Opinion
PETA president barks up wrong tree; Vorous’s local plea for dogs on point
Methinks Ingrid Newkirk, president and co-founder of People for the Ethical Treatment of Animals, was barking up the wrong tree in the Washington Post on the eve of the Westminster Kennel Club dog show at Madison Square Garden in New York.
“Dogs deserve better than this outdated beauty pageant, which is why we should refuse to watch it,” she said in an editorial page diatribe against this century-old show, and dog shows in general.

These adoptable cuties were present at one of the Memorial Day-Dogs of War events hosted by the author in Front Royal. They and ALL their Canine brothers and sisters deserve legal protections from neglect and abuse – and if the state legislature won’t man up to do it, hopefully our Town and County representatives will. Photos/Roger Bianchini
But a far better mission was being talked and written about in the local media involving Carol Vorous, a Front Royal woman who was urging local laws be written to protect pets in Warren County from winter’s winds, rain, snow and bitter cold temperatures. In other words, her priorities were in the right place.
As a dog lover and participant in animal welfare, including dog and horse rescue, all my adult life – yes, I’ve had my problems with indiscriminate breeding both nationally and locally, particularly with pet owners in our neighborhoods who, in Vorous’s words, own dogs that they treat “pretty much as lawn ornaments.”
These are the dogs who urgently need protective ordinances and the media time and space that would help bring them about. Fighting to get the 141-year-old Westminster dog show abolished is, in my opinion, a fight that cannot be won, and, also in my opinion, would deprive some 3,000 competitors a doggone good time.
Also in the “Post”, on Feb. 17, a reporter/dog lover, Karin Brulliard, wrote she grew up with Siberian huskies and was assigned to her first-ever dog show by the Post. She saw no particular problem with Westminster, although her priorities, too, were with “homeless dogs who would love to snack on” the treats offered the show dogs.

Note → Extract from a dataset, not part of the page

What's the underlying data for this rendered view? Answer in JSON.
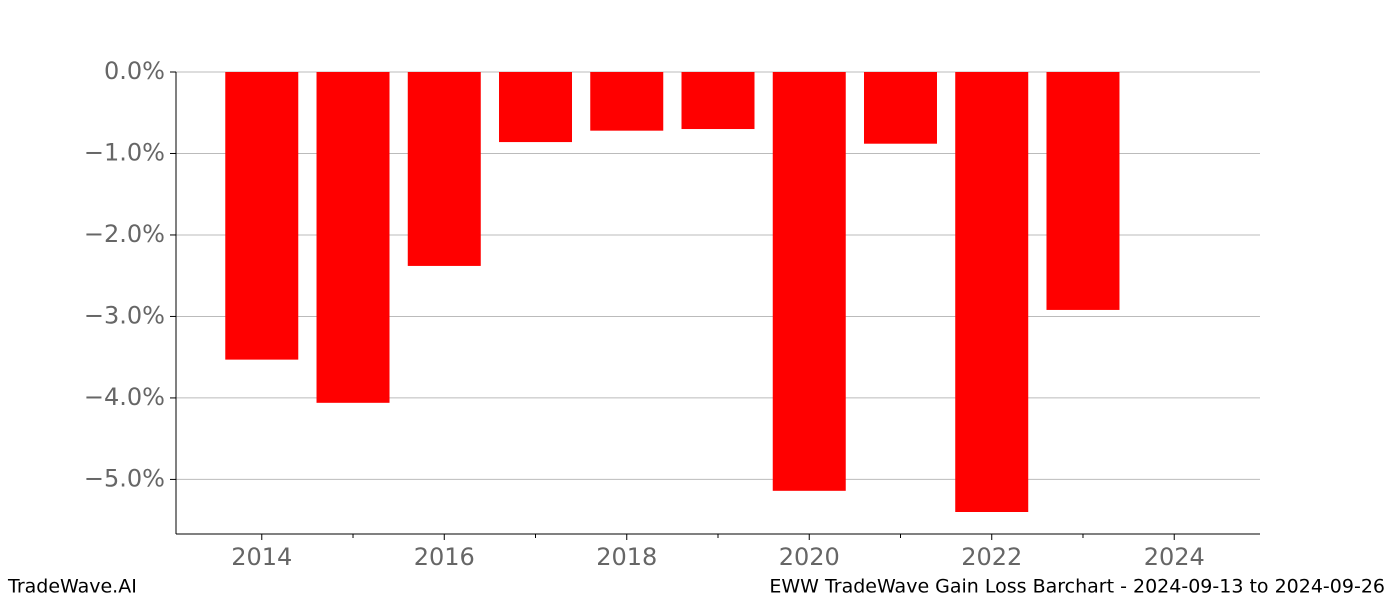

Back to Vorous, my colleague Roger Bianchini reported on her representations to the Warren County Board of Supervisors last week, as did other print media. Reading between all the lines, I hope the BOS – and, hopefully, the Town of Front Royal – will give her proposals a more than cursory look.
For example, County Attorney Dan Witten opined that, in regard to extreme cold weather, “it’s extremely hard to write an ordinance that encompasses all (the) different breeds.”
C’mon Dan! You’re an attorney. You can, if you set your mind to it, write a law that would cover a herd of elephants. So lets get a draft to the board, and get with town attorney Doug Napier to agree on wording that will give ALL our dogs the protection and shelter some of them need. And throw in hot weather, too – That’s just as dangerous to animals left chained outdoors all their lives.
My kudos to Carol Vorous. I remember three years ago at the dog park when she first floated her “All Dogs Matter” community outreach program. Since then, she has seen some pretty horrible sights in neighborhood yards and has acted on what she witnessed.

A German Shepherd rescue is in the shade at one of the author’s Memorial “Dog Day” events , and out of the late-spring sun – maybe we can bring all the county’s dogs in – and out of the hot and cold aura of neglect.
And she’s seen what I’ve recently come across in our Rockland neighborhood – too many dogs that are, A/ left outside in all weathers – summer heat and winter cold – without appropriate shelter and B/ dogs that receive little or no companionship with their owners, usually “outside” dogs which are often tethered on legal but cruel lengths of rope or chain.
As Carol Vorous would describe these unfortunate animals: “Just lawn ornaments.”
(Malcolm Barr, Sr. is a former president of the Warren County Humane Society, a founder of JCCARE, a national rescue group dedicated to a breed called the Japanese Chin, and an honorary member of the Japanese Chin Club of America. His family includes the pug, Ophelia, and the Siberian husky, Pola, both rescue dogs. He is a contributing writer for the Royal Examiner.)